Summary:
- Death toll 2,065 in Myanmar, 20 confirmed dead in Thailand
- Toll includes 50 preschoolers at one school near Mandalay
- Shelter an urgent needs for displaced and survivors, aid groups say
- People sleeping outside on roads or in fields as aftershocks rattle nerves
Aid groups arriving in the worst-hit areas of Myanmar said there was an urgent need for shelter, food and water after last week’s devastating quake which killed more than 2,000 people, including 50 preschoolers in one school.
The 7.7 magnitude quake, which hit around lunchtime on Friday, was the strongest to hit the Southeast Asian country in more than a century, toppling ancient pagodas and modern buildings alike.
In neighbouring Thailand, rescuers pressed on searching for life in the rubble of a collapsed skyscraper in the capital Bangkok.
In Myanmar’s Mandalay area, 50 preschoolers and two teachers were killed when their school collapsed, the United Nations Office for the Coordination of Humanitarian Affairs said.
“In the hardest-hit areas …communities struggle to meet their basic needs, such as access to clean water and sanitation, while emergency teams work tirelessly to locate survivors and provide life-saving aid,” the UN body said in a report.
The International Rescue Committee said shelter, food, water and medical help were all needed in places such as Mandalay, near the epicentre of the quake.
“Having lived through the terror of the earthquake, people now fear aftershocks and are sleeping outside on roads or in open fields,” an IRC worker in Mandalay said in a report.
“There is an urgent need for tents, as even those whose homes remain intact are too afraid to sleep indoors.”
State media has reported Myanmar’s death toll at 2,065, with more than 3,900 injured and at least 270 missing. The military government declared a week-long mourning period from Monday.
Civil war in Myanmar, where the junta seized power in a coup in 2021, has complicated efforts to reach those injured and made homeless by the Southeast Asian nation’s biggest quake in a century.

The junta’s tight control over communication networks and the damage to roads, bridges and other infrastructure caused by the quakes have intensified the challenges for aid workers.
Thai officials said a meeting of regional leaders in Bangkok later this week would go ahead as planned, although Myanmar’s leader, Min Aung Hlaing, may attend by teleconference.
Before the quake struck, sources said the junta chief had been expected to make a rare foreign trip to attend the summit in Bangkok on April 3-4.
HOPES DIM AT COLLAPSED BUILDING
In Bangkok, rescuers were still scouring the ruins of an unfinished skyscraper that collapsed for signs of life, but aware that as four days had passed since the quake, the odds of finding survivors lengthened.
“There are about 70 bodies underneath … and we hope by some miracle one or two are still alive,” volunteer rescue leader Bin Bunluerit said at the building site.

Search and rescue teams said they planned to bring in emotional support dogs for the relatives of the dead and missing, as family and friends feared the worst.

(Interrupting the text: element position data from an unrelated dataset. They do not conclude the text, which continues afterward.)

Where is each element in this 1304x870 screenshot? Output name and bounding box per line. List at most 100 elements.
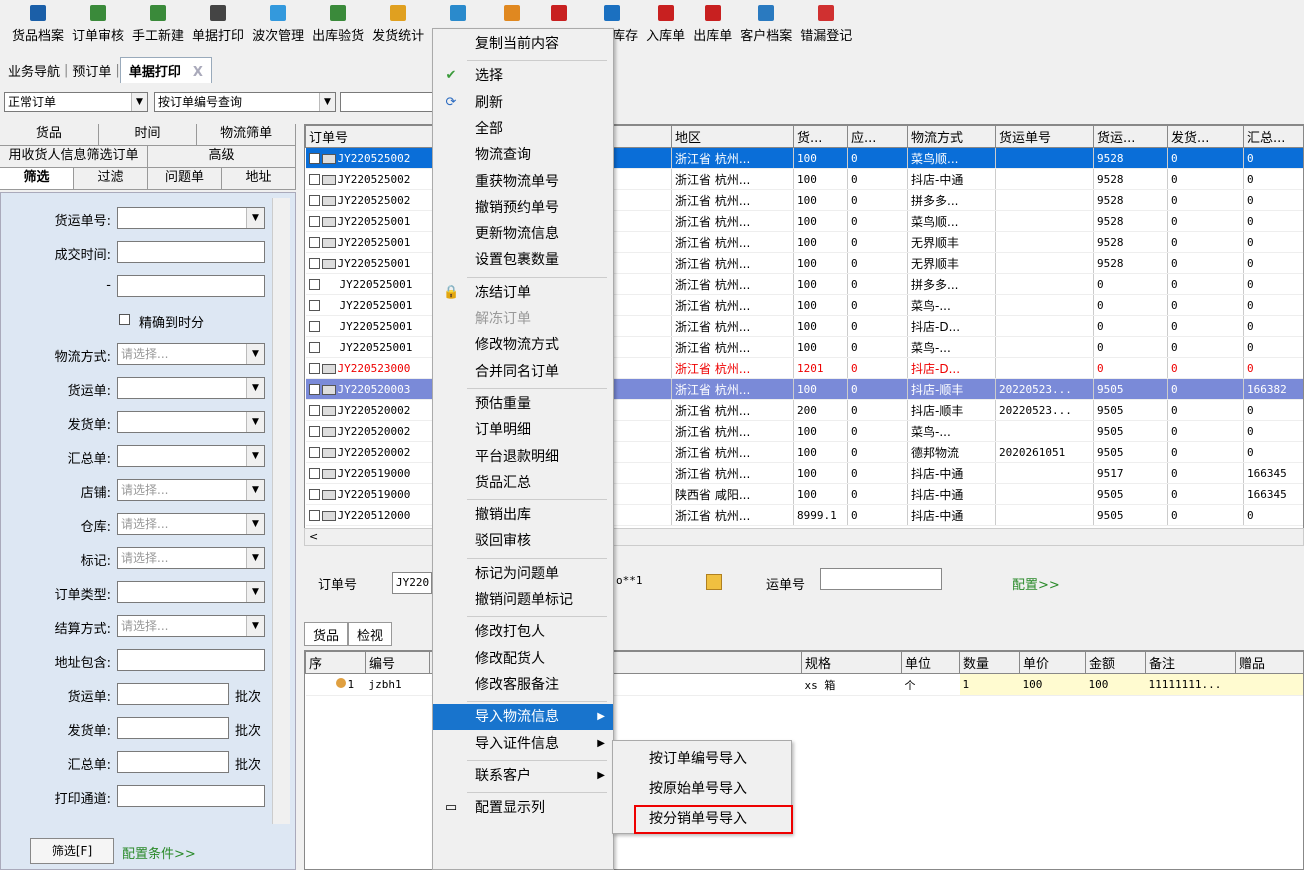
menu-item[interactable]: 联系客户 ▶: [433, 763, 613, 789]
menu-item[interactable]: 🔒 冻结订单: [433, 280, 613, 306]
row-checkbox[interactable]: [308, 342, 320, 353]
filter-button[interactable]: 筛选[F]: [30, 838, 114, 864]
toolbar-button[interactable]: 发货统计: [368, 0, 428, 44]
ship2-input[interactable]: [117, 717, 229, 739]
tab-inspect[interactable]: 检视: [348, 622, 393, 646]
precise-checkbox[interactable]: [119, 314, 130, 325]
chevron-down-icon[interactable]: ▼: [246, 480, 264, 500]
chevron-down-icon[interactable]: ▼: [131, 93, 147, 111]
tab-preorder[interactable]: 预订单: [68, 61, 115, 80]
row-checkbox[interactable]: [308, 510, 320, 521]
filter-scrollbar[interactable]: [272, 198, 290, 824]
menu-item[interactable]: 撤销问题单标记: [433, 587, 613, 613]
filter-tab[interactable]: 过滤: [74, 168, 148, 189]
menu-item[interactable]: ▭ 配置显示列: [433, 795, 613, 821]
col-price[interactable]: 单价: [1019, 651, 1086, 674]
grid-col-header[interactable]: 货运单号: [995, 125, 1094, 148]
chevron-down-icon[interactable]: ▼: [246, 208, 264, 228]
waybill-no-field[interactable]: [820, 568, 942, 590]
menu-item[interactable]: 导入物流信息 ▶: [433, 704, 613, 731]
row-checkbox[interactable]: [308, 468, 320, 479]
row-checkbox[interactable]: [308, 300, 320, 311]
chevron-down-icon[interactable]: ▼: [319, 93, 335, 111]
row-checkbox[interactable]: [308, 405, 320, 416]
freight2-input[interactable]: [117, 683, 229, 705]
menu-item[interactable]: 物流查询: [433, 142, 613, 168]
grid-col-header[interactable]: 货...: [793, 125, 848, 148]
chevron-down-icon[interactable]: ▼: [246, 548, 264, 568]
menu-item[interactable]: 撤销出库: [433, 502, 613, 528]
menu-item[interactable]: 导入证件信息 ▶: [433, 731, 613, 757]
filter-tab[interactable]: 货品: [0, 124, 99, 145]
order-type-select[interactable]: 正常订单 ▼: [4, 92, 148, 112]
config-conditions-link[interactable]: 配置条件>>: [122, 843, 196, 862]
row-checkbox[interactable]: [308, 153, 320, 164]
menu-item[interactable]: 平台退款明细: [433, 444, 613, 470]
query-input[interactable]: [340, 92, 434, 112]
menu-item[interactable]: 设置包裹数量: [433, 247, 613, 273]
menu-item[interactable]: 货品汇总: [433, 470, 613, 496]
toolbar-button[interactable]: 入库单: [642, 0, 689, 44]
menu-item[interactable]: ⟳ 刷新: [433, 90, 613, 116]
row-checkbox[interactable]: [308, 447, 320, 458]
addr-input[interactable]: [117, 649, 265, 671]
toolbar-button[interactable]: 订单审核: [68, 0, 128, 44]
col-seq[interactable]: 序: [305, 651, 366, 674]
grid-col-header[interactable]: 订单号: [305, 125, 436, 148]
chevron-down-icon[interactable]: ▼: [246, 412, 264, 432]
grid-col-header[interactable]: 发货...: [1167, 125, 1244, 148]
grid-col-header[interactable]: 应...: [847, 125, 908, 148]
toolbar-button[interactable]: 出库验货: [308, 0, 368, 44]
tab-goods[interactable]: 货品: [304, 622, 349, 646]
order-kind-select[interactable]: ▼: [117, 581, 265, 603]
menu-item[interactable]: 修改打包人: [433, 619, 613, 645]
summary-select[interactable]: ▼: [117, 445, 265, 467]
row-checkbox[interactable]: [308, 216, 320, 227]
row-checkbox[interactable]: [308, 258, 320, 269]
settle-select[interactable]: 请选择... ▼: [117, 615, 265, 637]
ship-select[interactable]: ▼: [117, 411, 265, 433]
menu-item[interactable]: 全部: [433, 116, 613, 142]
row-checkbox[interactable]: [308, 426, 320, 437]
toolbar-button[interactable]: 手工新建: [128, 0, 188, 44]
col-code[interactable]: 编号: [365, 651, 430, 674]
order-no-field[interactable]: JY220: [392, 572, 432, 594]
grid-col-header[interactable]: 地区: [671, 125, 794, 148]
row-checkbox[interactable]: [308, 237, 320, 248]
config-link[interactable]: 配置>>: [1012, 574, 1060, 593]
print-channel-input[interactable]: [117, 785, 265, 807]
row-checkbox[interactable]: [308, 321, 320, 332]
row-checkbox[interactable]: [308, 174, 320, 185]
menu-item[interactable]: 修改物流方式: [433, 332, 613, 358]
chevron-down-icon[interactable]: ▼: [246, 378, 264, 398]
filter-tab[interactable]: 筛选: [0, 168, 74, 189]
filter-tab[interactable]: 用收货人信息筛选订单: [0, 146, 148, 167]
tab-business-nav[interactable]: 业务导航: [4, 61, 64, 80]
chevron-down-icon[interactable]: ▼: [246, 616, 264, 636]
toolbar-button[interactable]: 货品档案: [8, 0, 68, 44]
lock-icon[interactable]: [706, 574, 722, 590]
toolbar-button[interactable]: 波次管理: [248, 0, 308, 44]
summary2-input[interactable]: [117, 751, 229, 773]
menu-item[interactable]: 标记为问题单: [433, 561, 613, 587]
filter-tab[interactable]: 时间: [99, 124, 198, 145]
row-checkbox[interactable]: [308, 195, 320, 206]
filter-tab[interactable]: 物流筛单: [197, 124, 297, 145]
toolbar-button[interactable]: 客户档案: [736, 0, 796, 44]
row-checkbox[interactable]: [308, 363, 320, 374]
waybill-select[interactable]: ▼: [117, 207, 265, 229]
close-icon[interactable]: X: [189, 65, 207, 80]
chevron-down-icon[interactable]: ▼: [246, 582, 264, 602]
menu-item[interactable]: 预估重量: [433, 391, 613, 417]
deal-time-start[interactable]: [117, 241, 265, 263]
menu-item[interactable]: 更新物流信息: [433, 221, 613, 247]
row-checkbox[interactable]: [308, 384, 320, 395]
tab-print[interactable]: 单据打印 X: [119, 57, 212, 83]
col-qty[interactable]: 数量: [959, 651, 1020, 674]
menu-item[interactable]: 重获物流单号: [433, 169, 613, 195]
filter-tab[interactable]: 问题单: [148, 168, 222, 189]
menu-item[interactable]: 订单明细: [433, 417, 613, 443]
col-unit[interactable]: 单位: [901, 651, 960, 674]
freight-select[interactable]: ▼: [117, 377, 265, 399]
shop-select[interactable]: 请选择... ▼: [117, 479, 265, 501]
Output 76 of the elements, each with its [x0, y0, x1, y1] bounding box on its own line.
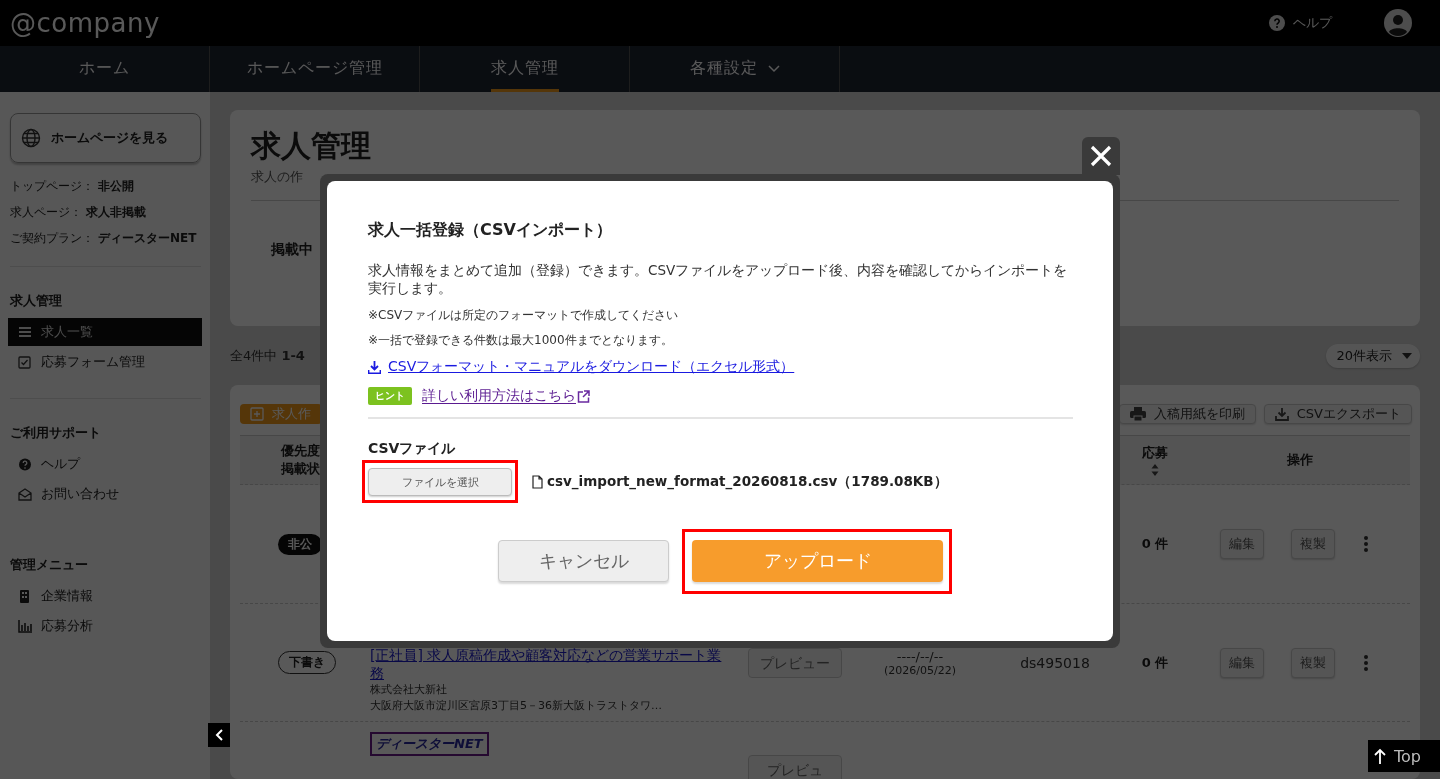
sidebar-item[interactable]: お問い合わせ	[8, 480, 202, 508]
status-label: ご契約プラン：	[10, 229, 94, 247]
print-button[interactable]: 入稿用紙を印刷	[1118, 404, 1256, 424]
application-count: 0 件	[1141, 653, 1169, 672]
plus-square-icon	[250, 407, 264, 421]
caret-icon	[1402, 352, 1412, 359]
help-link[interactable]: ヘルプ	[1293, 14, 1332, 32]
note-text: ※一括で登録できる件数は最大1000件までとなります。	[368, 332, 674, 348]
file-select-button[interactable]: ファイルを選択	[368, 468, 512, 496]
file-name: csv_import_new_format_20260818.csv（1789.08KB）	[547, 473, 948, 491]
arrow-up-icon	[1374, 748, 1386, 764]
download-link[interactable]: CSVフォーマット・マニュアルをダウンロード（エクセル形式）	[388, 358, 795, 376]
nav-tab[interactable]: ホームページ管理	[210, 46, 420, 92]
status-value: 非公開	[98, 177, 134, 195]
sidebar-item[interactable]: 応募分析	[8, 612, 202, 640]
date-text: ----/--/--	[896, 648, 944, 664]
status-value: 求人非掲載	[86, 203, 146, 221]
summary-label: 掲載中	[271, 241, 313, 259]
avatar-icon	[1384, 9, 1412, 37]
file-icon	[532, 475, 543, 489]
sidebar-item[interactable]: 企業情報	[8, 582, 202, 610]
status-label: トップページ：	[10, 177, 94, 195]
modal-description: 求人情報をまとめて追加（登録）できます。CSVファイルをアップロード後、内容を確認してからインポートを実行します。	[368, 261, 1069, 297]
help-icon	[1269, 15, 1285, 31]
back-to-top-button[interactable]: Top	[1368, 740, 1440, 772]
help-link[interactable]: 詳しい利用方法はこちら	[422, 387, 590, 405]
printer-icon	[1129, 407, 1146, 421]
column-header[interactable]: 応募	[1142, 444, 1168, 462]
address-text: 大阪府大阪市淀川区宮原3丁目5－36新大阪トラストタワ…	[370, 698, 662, 714]
modal-title: 求人一括登録（CSVインポート）	[368, 219, 613, 241]
job-title-link[interactable]: [正社員] 求人原稿作成や顧客対応などの営業サポート業務	[370, 646, 730, 682]
more-icon	[1364, 654, 1368, 671]
application-count: 0 件	[1141, 535, 1169, 553]
nav-tab[interactable]: 求人管理	[420, 46, 630, 92]
upload-button[interactable]: アップロード	[692, 540, 943, 582]
download-icon	[1274, 407, 1289, 421]
external-link-icon	[577, 389, 590, 403]
checkbox-icon	[18, 355, 32, 369]
cancel-button[interactable]: キャンセル	[498, 540, 669, 582]
status-label: 求人ページ：	[10, 203, 82, 221]
hint-badge: ヒント	[368, 387, 412, 405]
download-icon	[368, 360, 381, 374]
section-title: 管理メニュー	[10, 556, 89, 574]
note-text: ※CSVファイルは所定のフォーマットで作成してください	[368, 307, 680, 323]
brand-logo: ディースターNET	[370, 732, 489, 756]
view-site-button[interactable]: ホームページを見る	[10, 113, 201, 163]
column-header: 優先度	[281, 442, 320, 460]
help-icon	[18, 457, 32, 471]
page-title: 求人管理	[251, 128, 371, 164]
sidebar-item[interactable]: ヘルプ	[8, 450, 202, 478]
section-title: ご利用サポート	[10, 424, 102, 442]
sidebar-item[interactable]: 応募フォーム管理	[8, 348, 202, 376]
status-badge: 下書き	[278, 651, 336, 674]
sort-icon	[1151, 464, 1159, 476]
nav-tab[interactable]: 各種設定	[630, 46, 840, 92]
more-icon	[1364, 536, 1368, 552]
close-icon	[1090, 145, 1112, 167]
column-header: 掲載状	[281, 460, 320, 478]
logo[interactable]: @company	[10, 8, 160, 38]
create-button[interactable]: 求人作	[240, 404, 322, 424]
globe-icon	[21, 128, 41, 148]
status-badge: 非公	[278, 533, 322, 555]
section-title: 求人管理	[10, 292, 63, 310]
company-name: 株式会社大新社	[370, 682, 447, 698]
status-value: ディースターNET	[98, 229, 197, 247]
chevron-left-icon	[215, 729, 223, 741]
close-button[interactable]	[1082, 137, 1120, 175]
building-icon	[18, 589, 32, 603]
job-id: ds495018	[1020, 654, 1090, 671]
column-header: 操作	[1287, 451, 1313, 469]
envelope-icon	[18, 487, 32, 501]
per-page-select[interactable]: 20件表示	[1326, 343, 1420, 368]
field-label: CSVファイル	[368, 440, 457, 456]
date-text: (2026/05/22)	[884, 663, 956, 677]
collapse-button[interactable]	[208, 723, 230, 747]
bar-chart-icon	[18, 619, 32, 633]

“The rescue teams are doing their best. I can see that,” said 19-year-old Artithap Lalod, who was waiting for news of his brother.
“However it turns out, that’s how it has to be. We just have to accept that things will be the way they are,” he said.
Thirteen deaths have been confirmed at the building site, with 74 people still missing. Thailand’s national death toll from the quake stands at 20.
Initial tests showed that some steel samples collected from the site of the collapsed building were substandard, Thai industry ministry officials said. The government has launched an investigation into the cause of the collapse.